Lookups (SQL, REST or Cached)
Split (Several Methods)
Merge or Union
Primary Keys/Foreign Keys
Surrogate Key Management
Master Data Management Integration
External Data Integration
Primitive Datatype Cleansing
Form Value Cleansing (Address, Email etc)
External Data Quality Integration
Bad Data Error Logging
Master Schema Management
Write Buffering per Node/Partition
Isolation of Read/Transform/Write for Scalability
Integrate Hadoop Java Libraries
Standard Job Management
Incremental/Full Load Job Integration
Destination Error Automatic Retry
Detailed Job Monitoring/Reporting
Record Count Reporting
Data Compares Using Metadata
Detailed Error Logging/Reporting
Compute Columns or Json Elements
User Defined Functions
Extensible Java Framework for ETL
Metadata Supports Hierarchical Data
Automatic Detection of Schema Changes
Automatic Normalization of Semistructured Data
Automatic Datatype Detection
Meet HIPAA, EU, GSA PII Requirements
Tracking/Audit of PII Data
Remove or Obfuscate PII Data
Data Dictionary Report for Documentation
If you gave 10 ETL programmers identical non-trivial requirements you would get back 10 different ETL coding packages. JsonEDI has simply prebuilt all the technical functionality. All the subjective programming decisions has been replaced with ETL best practices.

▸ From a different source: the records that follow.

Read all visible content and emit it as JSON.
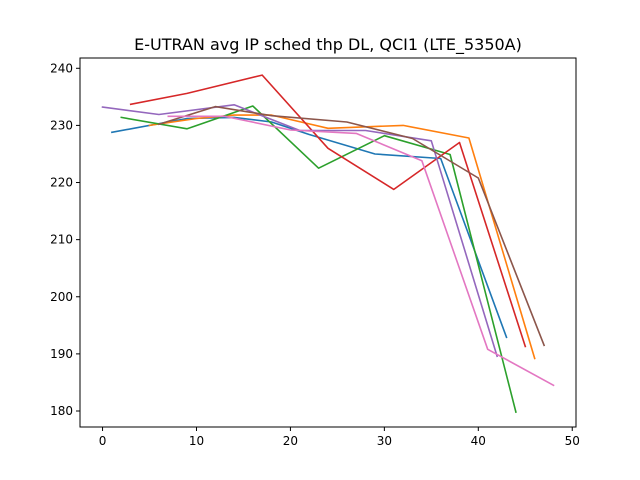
{
  "chart_data": {
    "type": "line",
    "title": "E-UTRAN avg IP sched thp DL, QCI1 (LTE_5350A)",
    "xlabel": "",
    "ylabel": "",
    "xlim": [
      -2.4,
      50.4
    ],
    "ylim": [
      177.2,
      241.8
    ],
    "xticks": [
      0,
      10,
      20,
      30,
      40,
      50
    ],
    "yticks": [
      180,
      190,
      200,
      210,
      220,
      230,
      240
    ],
    "grid": false,
    "legend": "none",
    "series": [
      {
        "color": "#1f77b4",
        "x": [
          1,
          9,
          14,
          18,
          22,
          29,
          36,
          43
        ],
        "y": [
          228.8,
          231.2,
          231.4,
          230.6,
          228.4,
          225.0,
          224.2,
          192.9
        ]
      },
      {
        "color": "#ff7f0e",
        "x": [
          5,
          10,
          14,
          18,
          24,
          32,
          39,
          46
        ],
        "y": [
          230.0,
          231.2,
          231.8,
          231.8,
          229.5,
          230.0,
          227.8,
          189.2
        ]
      },
      {
        "color": "#2ca02c",
        "x": [
          2,
          9,
          16,
          23,
          30,
          37,
          44
        ],
        "y": [
          231.4,
          229.4,
          233.4,
          222.5,
          228.2,
          224.9,
          179.8
        ]
      },
      {
        "color": "#d62728",
        "x": [
          3,
          9,
          17,
          24,
          31,
          38,
          45
        ],
        "y": [
          233.7,
          235.6,
          238.8,
          226.0,
          218.8,
          227.0,
          191.3
        ]
      },
      {
        "color": "#9467bd",
        "x": [
          0,
          6,
          14,
          21,
          28,
          35,
          42
        ],
        "y": [
          233.2,
          231.9,
          233.6,
          229.1,
          229.1,
          227.3,
          189.6
        ]
      },
      {
        "color": "#8c564b",
        "x": [
          6,
          12,
          18,
          26,
          33,
          40,
          47
        ],
        "y": [
          230.2,
          233.3,
          231.7,
          230.6,
          227.7,
          220.8,
          191.5
        ]
      },
      {
        "color": "#e377c2",
        "x": [
          7,
          13,
          20,
          27,
          34,
          41,
          48
        ],
        "y": [
          231.6,
          231.6,
          229.2,
          228.6,
          223.8,
          190.8,
          184.5
        ]
      }
    ]
  }
}
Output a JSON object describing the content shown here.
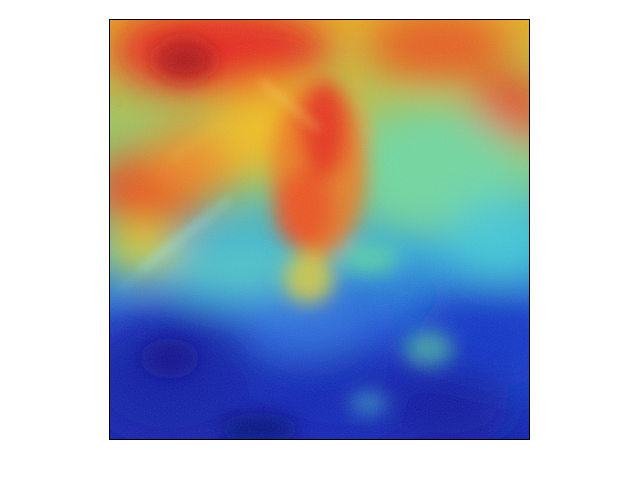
{
  "figure": {
    "background": "#ffffff",
    "frame_color": "#000000"
  },
  "image": {
    "description_icon": "heatmap-overlay-icon",
    "colormap": "jet",
    "colormap_stops": [
      "#00008f",
      "#0000ff",
      "#00ffff",
      "#ffff00",
      "#ff0000",
      "#800000"
    ]
  }
}
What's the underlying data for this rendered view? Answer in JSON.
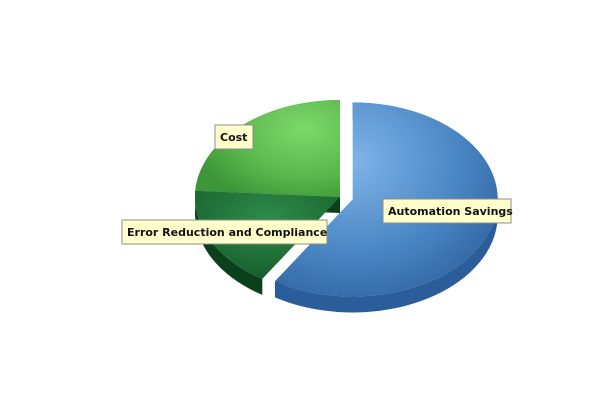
{
  "chart_data": {
    "type": "pie",
    "style": "3d-exploded",
    "title": "",
    "slices": [
      {
        "label": "Automation Savings",
        "value": 59,
        "color": "#4a86c4",
        "exploded": true
      },
      {
        "label": "Error Reduction and Compliance",
        "value": 17,
        "color": "#1c6a33",
        "exploded": false
      },
      {
        "label": "Cost",
        "value": 24,
        "color": "#59b84d",
        "exploded": false
      }
    ],
    "legend": "none",
    "data_labels": "callout-boxes"
  }
}
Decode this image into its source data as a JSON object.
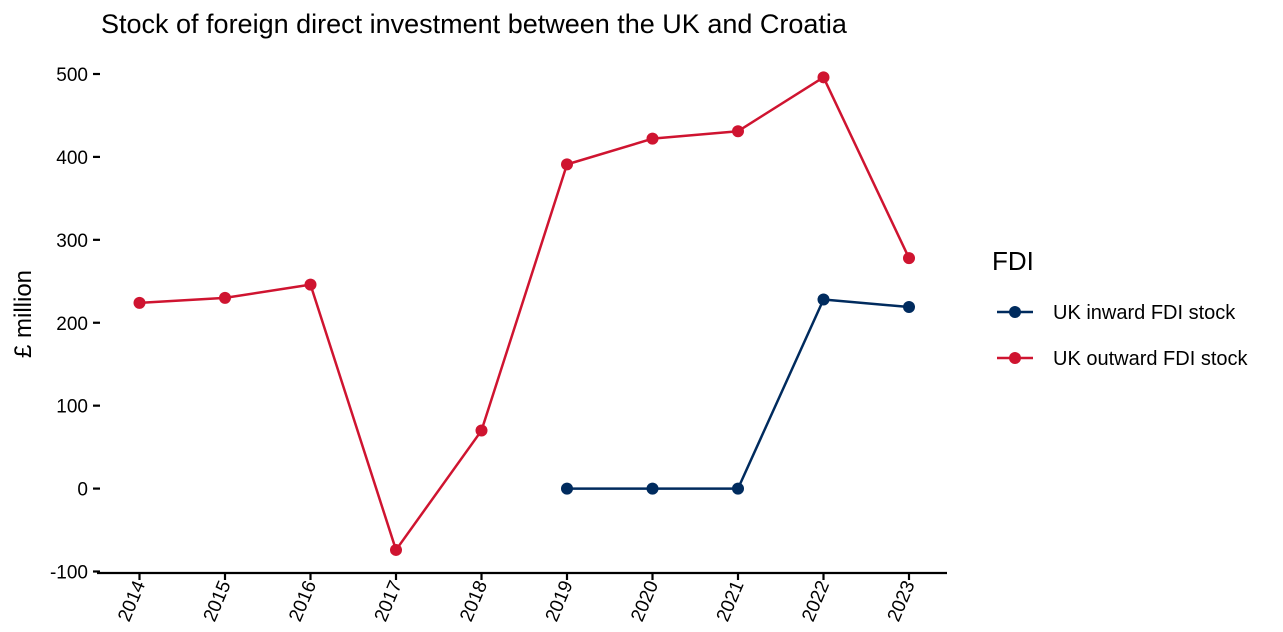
{
  "chart_data": {
    "type": "line",
    "title": "Stock of foreign direct investment between the UK and Croatia",
    "xlabel": "",
    "ylabel": "£ million",
    "x": [
      "2014",
      "2015",
      "2016",
      "2017",
      "2018",
      "2019",
      "2020",
      "2021",
      "2022",
      "2023"
    ],
    "ylim": [
      -100,
      500
    ],
    "yticks": [
      -100,
      0,
      100,
      200,
      300,
      400,
      500
    ],
    "grid": false,
    "legend": {
      "title": "FDI",
      "position": "right"
    },
    "series": [
      {
        "name": "UK inward FDI stock",
        "color": "#002b5e",
        "values": [
          null,
          null,
          null,
          null,
          null,
          0,
          0,
          0,
          228,
          219
        ]
      },
      {
        "name": "UK outward FDI stock",
        "color": "#cf1430",
        "values": [
          224,
          230,
          246,
          -74,
          70,
          391,
          422,
          431,
          496,
          278
        ]
      }
    ]
  }
}
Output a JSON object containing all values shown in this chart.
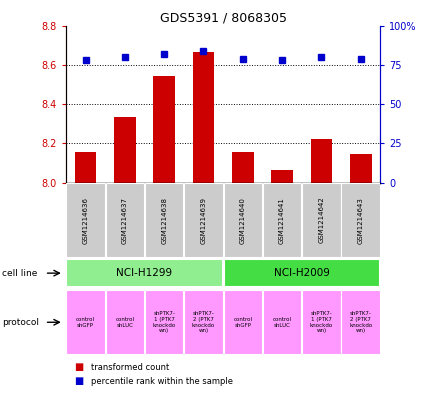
{
  "title": "GDS5391 / 8068305",
  "samples": [
    "GSM1214636",
    "GSM1214637",
    "GSM1214638",
    "GSM1214639",
    "GSM1214640",
    "GSM1214641",
    "GSM1214642",
    "GSM1214643"
  ],
  "red_values": [
    8.155,
    8.335,
    8.545,
    8.665,
    8.155,
    8.065,
    8.225,
    8.145
  ],
  "blue_values": [
    78,
    80,
    82,
    84,
    79,
    78,
    80,
    79
  ],
  "ylim_left": [
    8.0,
    8.8
  ],
  "ylim_right": [
    0,
    100
  ],
  "yticks_left": [
    8.0,
    8.2,
    8.4,
    8.6,
    8.8
  ],
  "yticks_right": [
    0,
    25,
    50,
    75,
    100
  ],
  "ytick_labels_right": [
    "0",
    "25",
    "50",
    "75",
    "100%"
  ],
  "protocol_labels": [
    "control\nshGFP",
    "control\nshLUC",
    "shPTK7-\n1 (PTK7\nknockdo\nwn)",
    "shPTK7-\n2 (PTK7\nknockdo\nwn)",
    "control\nshGFP",
    "control\nshLUC",
    "shPTK7-\n1 (PTK7\nknockdo\nwn)",
    "shPTK7-\n2 (PTK7\nknockdo\nwn)"
  ],
  "cell_line_color_1": "#90EE90",
  "cell_line_color_2": "#44DD44",
  "protocol_color": "#FF99FF",
  "bar_color": "#CC0000",
  "dot_color": "#0000CC",
  "label_color_left": "#CC0000",
  "label_color_right": "#0000CC",
  "sample_bg_color": "#CCCCCC",
  "cell_line_defs": [
    {
      "label": "NCI-H1299",
      "start": 0,
      "end": 3,
      "color": "#90EE90"
    },
    {
      "label": "NCI-H2009",
      "start": 4,
      "end": 7,
      "color": "#44DD44"
    }
  ]
}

Some people assume metadata managed ETL must be slow. In fact JsonEDI is very lightweight and fast. We are not an "interpretive" technology but 100% fully compiled Java code after start. We are memory and CPU efficient using only lightweight Json documents during data processing. JsonEDI is fully multithreaded.
Our core innovation is that ETL can implemented using the Declarative Programming Paradigm. We separated the technology of "how to implement ETL" from the our data dictionary that states "what ETL to do". We also discovered this approach allows for the coordination of database schema with ETL.